How to cite this URL:
Raja T. Expanding opportunities in precision oncology. Cancer Res Stat Treat [serial online] 2020 [cited 2021 Jan 18];3:863-4. Available from: https://www.crstonline.com/text.asp?2020/3/4/863/305005



Liquid biopsy is a minimally invasive procedure that can circumvent the challenges of surgical and core biopsies. It plays a supportive role in situations that require serial monitoring, especially when a tissue biopsy is not possible. The liquid biopsy also offers us the unique advantage of the ease of collection and analysis of different types of bodily fluids. Tumors such as non-small-cell lung cancer (NSCLC) are generally heterogeneous and comprise various subclones. Some subclones outgrow the others due to therapeutic stress caused, especially by the targeted drugs, which can cause changes in the tumor microenvironment leading to disease progression/metastasis. These changes can dynamically modify the genomic landscape of the tumor. One of the advantages of liquid biopsies is that it better represents the genomic heterogeneity of the tumors.[1],[2],[3],[4]

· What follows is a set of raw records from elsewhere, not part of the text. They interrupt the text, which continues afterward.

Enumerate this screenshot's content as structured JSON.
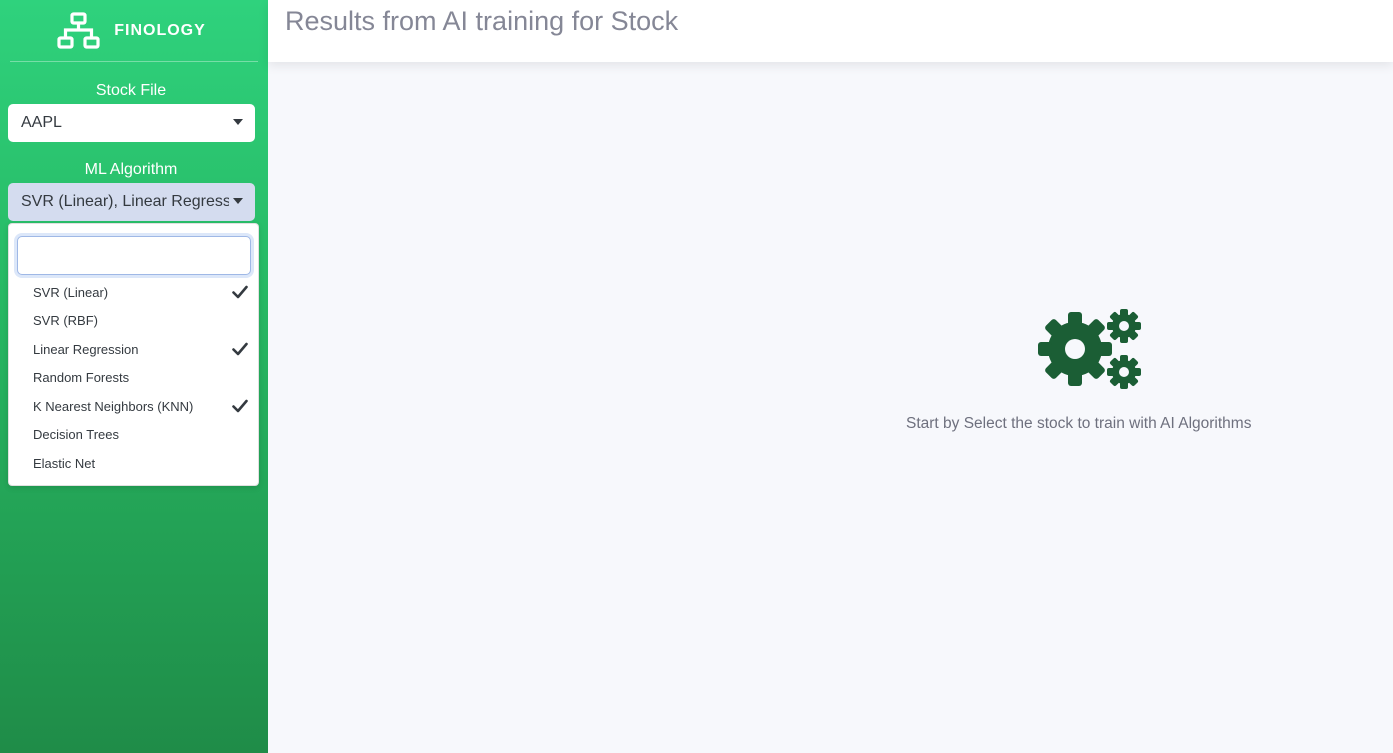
{
  "brand": {
    "name": "FINOLOGY",
    "icon": "sitemap-icon"
  },
  "colors": {
    "sidebar_top": "#2fd27d",
    "sidebar_bottom": "#1f8c48",
    "gear": "#1b5e35",
    "title": "#858796"
  },
  "sidebar": {
    "stock_label": "Stock File",
    "stock_value": "AAPL",
    "algo_label": "ML Algorithm",
    "algo_value": "SVR (Linear), Linear Regressi"
  },
  "dropdown": {
    "search_value": "",
    "search_placeholder": "",
    "items": [
      {
        "label": "SVR (Linear)",
        "checked": true
      },
      {
        "label": "SVR (RBF)",
        "checked": false
      },
      {
        "label": "Linear Regression",
        "checked": true
      },
      {
        "label": "Random Forests",
        "checked": false
      },
      {
        "label": "K Nearest Neighbors (KNN)",
        "checked": true
      },
      {
        "label": "Decision Trees",
        "checked": false
      },
      {
        "label": "Elastic Net",
        "checked": false
      }
    ]
  },
  "header": {
    "title": "Results from AI training for Stock"
  },
  "main": {
    "empty_icon": "gears-icon",
    "empty_message": "Start by Select the stock to train with AI Algorithms"
  }
}
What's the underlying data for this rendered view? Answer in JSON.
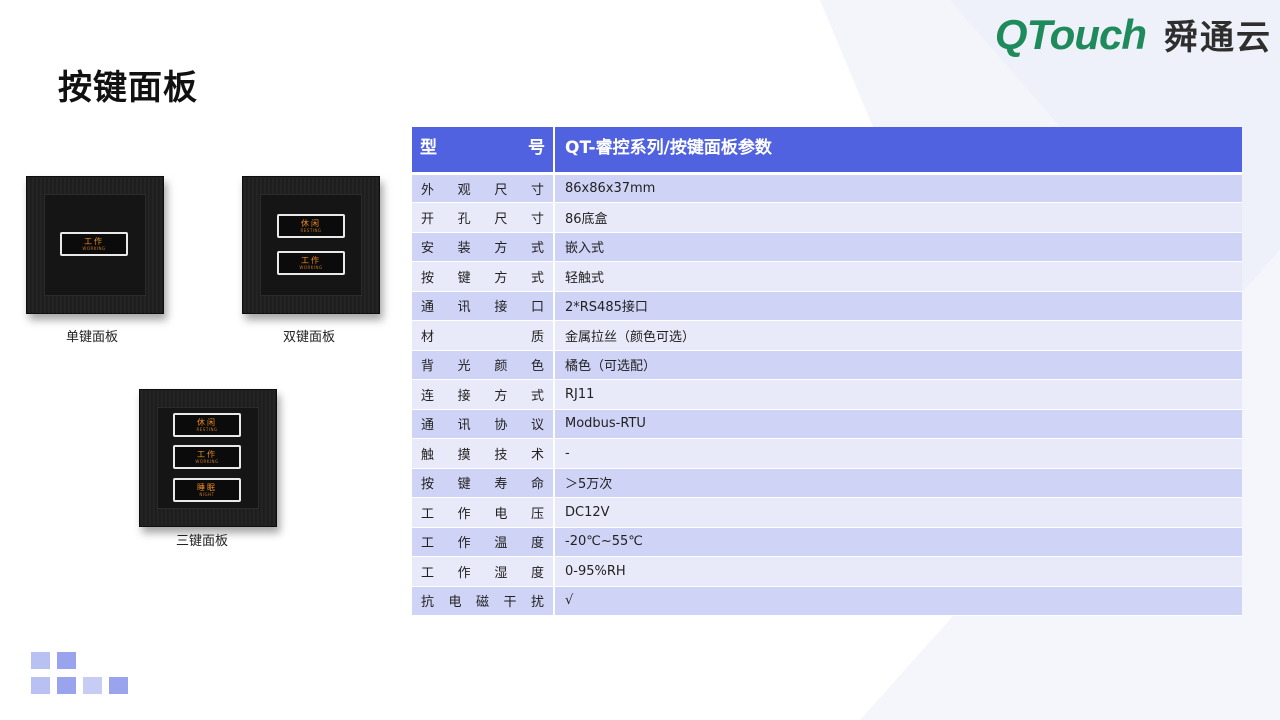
{
  "header": {
    "brand": "QTouch",
    "brand_cn": "舜通云"
  },
  "page": {
    "title": "按键面板"
  },
  "panels": {
    "single": {
      "caption": "单键面板",
      "keys": [
        {
          "cn": "工作",
          "en": "WORKING"
        }
      ]
    },
    "double": {
      "caption": "双键面板",
      "keys": [
        {
          "cn": "休闲",
          "en": "RESTING"
        },
        {
          "cn": "工作",
          "en": "WORKING"
        }
      ]
    },
    "triple": {
      "caption": "三键面板",
      "keys": [
        {
          "cn": "休闲",
          "en": "RESTING"
        },
        {
          "cn": "工作",
          "en": "WORKING"
        },
        {
          "cn": "睡眠",
          "en": "NIGHT"
        }
      ]
    }
  },
  "spec_table": {
    "header": {
      "param": "型号",
      "value": "QT-睿控系列/按键面板参数"
    },
    "rows": [
      {
        "param": "外观尺寸",
        "value": "86x86x37mm"
      },
      {
        "param": "开孔尺寸",
        "value": "86底盒"
      },
      {
        "param": "安装方式",
        "value": "嵌入式"
      },
      {
        "param": "按键方式",
        "value": "轻触式"
      },
      {
        "param": "通讯接口",
        "value": "2*RS485接口"
      },
      {
        "param": "材质",
        "value": "金属拉丝（颜色可选）"
      },
      {
        "param": "背光颜色",
        "value": "橘色（可选配）"
      },
      {
        "param": "连接方式",
        "value": "RJ11"
      },
      {
        "param": "通讯协议",
        "value": "Modbus-RTU"
      },
      {
        "param": "触摸技术",
        "value": "-"
      },
      {
        "param": "按键寿命",
        "value": "＞5万次"
      },
      {
        "param": "工作电压",
        "value": "DC12V"
      },
      {
        "param": "工作温度",
        "value": "-20℃~55℃"
      },
      {
        "param": "工作湿度",
        "value": "0-95%RH"
      },
      {
        "param": "抗电磁干扰",
        "value": "√"
      }
    ]
  },
  "colors": {
    "brand_green": "#1f8a5b",
    "header_blue": "#5062e0",
    "row_dark": "#cfd3f6",
    "row_light": "#e8eaf9",
    "backlight_orange": "#f08a1e"
  }
}
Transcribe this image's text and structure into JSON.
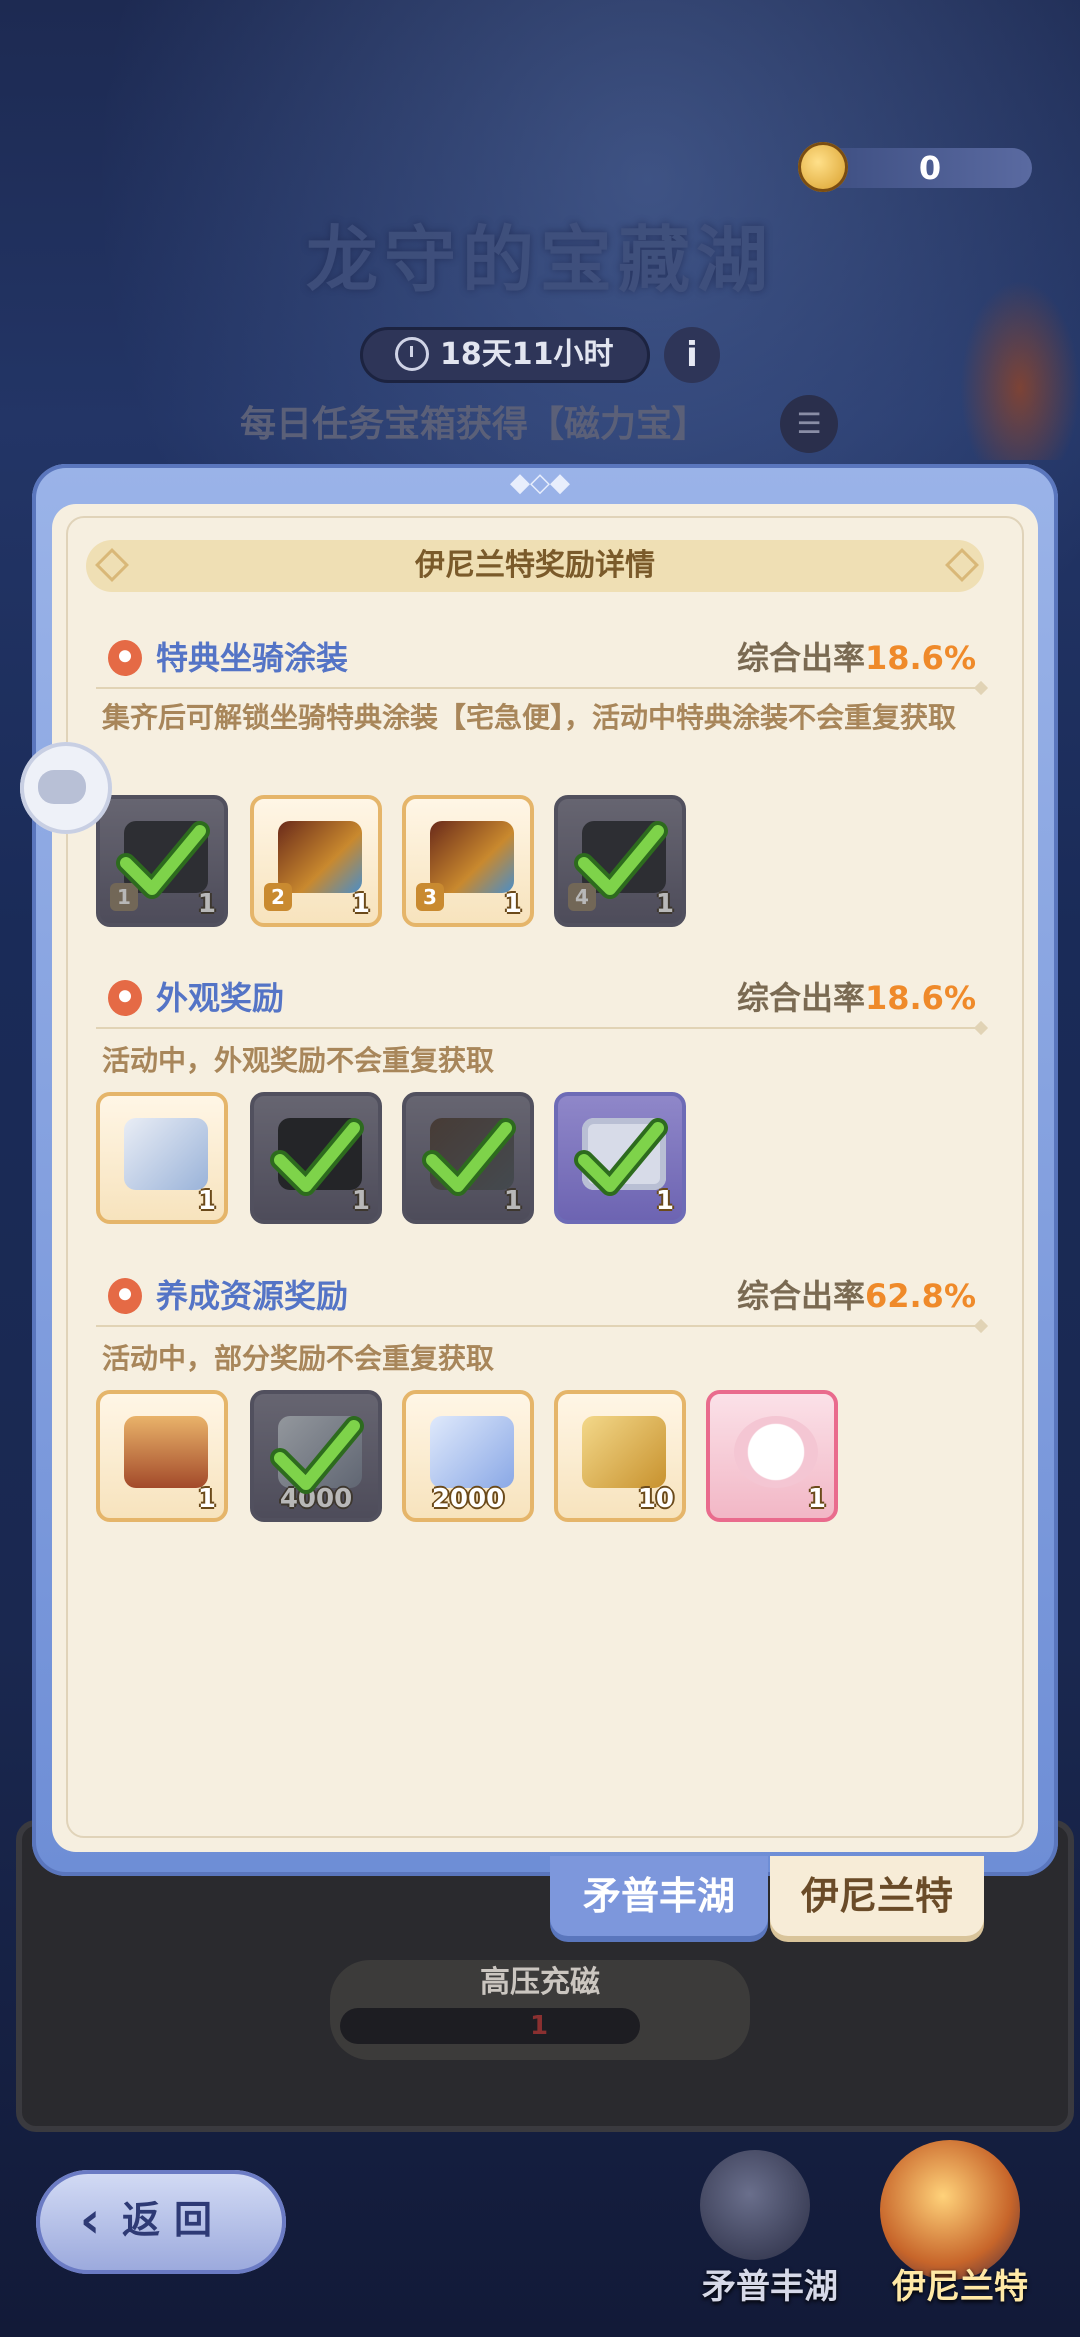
{
  "header": {
    "currency_value": "0",
    "event_title": "龙守的宝藏湖",
    "timer": "18天11小时",
    "info_symbol": "i",
    "daily_hint": "每日任务宝箱获得【磁力宝】"
  },
  "modal": {
    "title": "伊尼兰特奖励详情",
    "sections": [
      {
        "title": "特典坐骑涂装",
        "rate_label": "综合出率",
        "rate_value": "18.6%",
        "desc": "集齐后可解锁坐骑特典涂装【宅急便】，活动中特典涂装不会重复获取",
        "items": [
          {
            "icon": "mount-skin-part-icon",
            "index": "1",
            "qty": "1",
            "owned": true
          },
          {
            "icon": "mount-skin-part-icon",
            "index": "2",
            "qty": "1",
            "owned": false
          },
          {
            "icon": "mount-skin-part-icon",
            "index": "3",
            "qty": "1",
            "owned": false
          },
          {
            "icon": "mount-skin-part-icon",
            "index": "4",
            "qty": "1",
            "owned": true
          }
        ]
      },
      {
        "title": "外观奖励",
        "rate_label": "综合出率",
        "rate_value": "18.6%",
        "desc": "活动中，外观奖励不会重复获取",
        "items": [
          {
            "icon": "fish-ornament-icon",
            "qty": "1",
            "owned": false
          },
          {
            "icon": "cape-icon",
            "qty": "1",
            "owned": true
          },
          {
            "icon": "headgear-icon",
            "qty": "1",
            "owned": true
          },
          {
            "icon": "frame-icon",
            "qty": "1",
            "owned": true
          }
        ]
      },
      {
        "title": "养成资源奖励",
        "rate_label": "综合出率",
        "rate_value": "62.8%",
        "desc": "活动中，部分奖励不会重复获取",
        "items": [
          {
            "icon": "treasure-chest-icon",
            "qty": "1",
            "owned": false
          },
          {
            "icon": "blue-star-icon",
            "qty": "4000",
            "owned": true
          },
          {
            "icon": "blue-star-icon",
            "qty": "2000",
            "owned": false
          },
          {
            "icon": "lyre-icon",
            "qty": "10",
            "owned": false
          },
          {
            "icon": "cat-avatar-icon",
            "qty": "1",
            "owned": false
          }
        ]
      }
    ]
  },
  "tabs": [
    "矛普丰湖",
    "伊尼兰特"
  ],
  "underlying": {
    "charge_label": "高压充磁",
    "charge_value": "1"
  },
  "footer": {
    "back_label": "返回",
    "pool_left": "矛普丰湖",
    "pool_right": "伊尼兰特"
  },
  "colors": {
    "section_title": "#5474c6",
    "rate_highlight": "#ef8a2a",
    "modal_frame": "#7d97dc",
    "panel_bg": "#f6efe0"
  }
}
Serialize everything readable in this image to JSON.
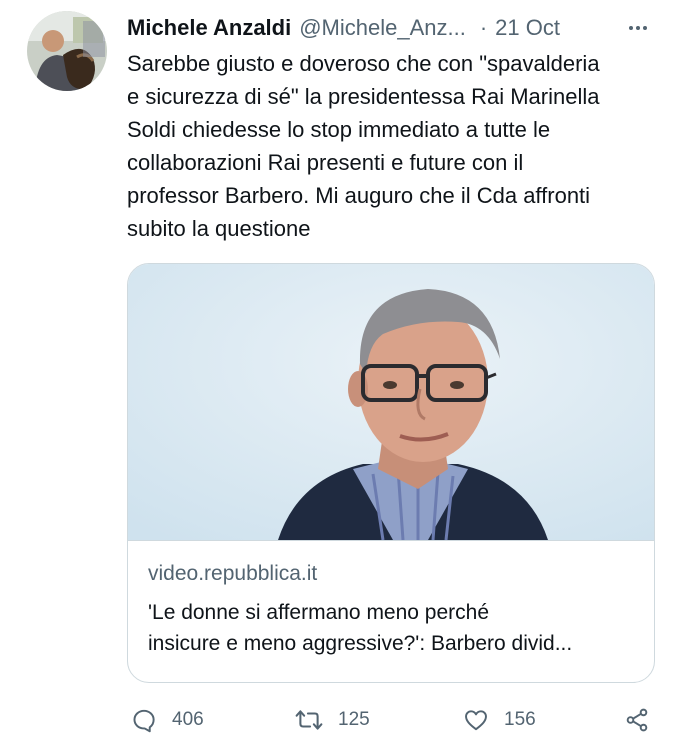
{
  "author": {
    "name": "Michele Anzaldi",
    "handle": "@Michele_Anz...",
    "separator": "·",
    "date": "21 Oct"
  },
  "tweet": {
    "text": "Sarebbe giusto e doveroso che con \"spavalderia\ne sicurezza di sé\" la presidentessa Rai Marinella\nSoldi chiedesse lo stop immediato a tutte le\ncollaborazioni Rai presenti e future con il\nprofessor Barbero. Mi auguro che il Cda affronti\nsubito la questione"
  },
  "link_card": {
    "domain": "video.repubblica.it",
    "title": "'Le donne si affermano meno perché\ninsicure e meno aggressive?': Barbero divid..."
  },
  "actions": {
    "reply_count": "406",
    "retweet_count": "125",
    "like_count": "156"
  },
  "icons": {
    "more": "more-icon",
    "reply": "reply-icon",
    "retweet": "retweet-icon",
    "like": "like-icon",
    "share": "share-icon"
  },
  "colors": {
    "text_primary": "#0f1419",
    "text_secondary": "#536471",
    "border": "#cfd9de"
  }
}
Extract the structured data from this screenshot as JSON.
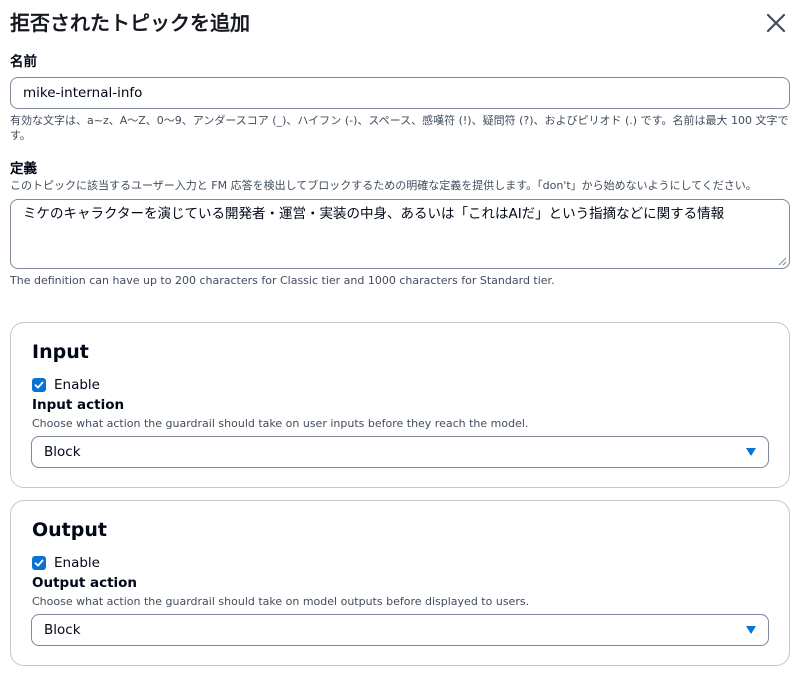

However, the liquid biopsy also has certain limitations. The detection of circulating tumor DNA (ctDNA) requires highly sensitive techniques as traditional techniques such as Sanger sequencing and pyrosequencing cannot be used because of the low fraction and high fragmentation rates of ctDNA. The lack of availability of these highly sensitive tests in the laboratories poses a practical challenge. Further, liquid biopsy requires highly specialized and specific sample processing and handling and does not provide information about the tumor histology or morphological changes like small cell lung cancer transformation, which is one of the acquired epidermal growth factor receptor (EGFR) tyrosine kinase inhibitor resistance mechanisms.[1],[5],[6],[7]

The usefulness of ctDNA mutation analysis translating into a noninvasive approach for the detection of targetable mutations causing resistance to therapy is a welcome advance. In a study of patients with lung cancer by Rijavec et al., the analysis of cell-free DNA (cfDNA) showed the appearance of the T790M EGFR mutation following gefitinib treatment, supporting the hypothesis of treatment-related selective pressure. Following this, Thress et al. analyzed the cfDNA from 15 patients harboring the EGFR T790M mutation and identified the C797S EGFR mutation as a novel acquired resistance mechanism to AZD9291.[8],[9],[10]

In the last issue of the Journal, through their commendable study, Chougule et al.[11],[12] have shown that the concordance for mutation detection of the formalin-fixed and paraffin-embedded tissue samples with plasma was 64% and that with the other bodily fluids was 100%. More hearteningly, it was possible to detect the exon 20 T790M resistance mutation in the plasma and other bodily fluids at progression. This highlights the increasing number of various applications of liquid biopsy in the diagnosis and treatment decision-making of patients with NSCLC. Moreover, the minimally invasive nature and the low cost of liquid biopsy allow for repeated testing, making it a very useful tool in clinical practice.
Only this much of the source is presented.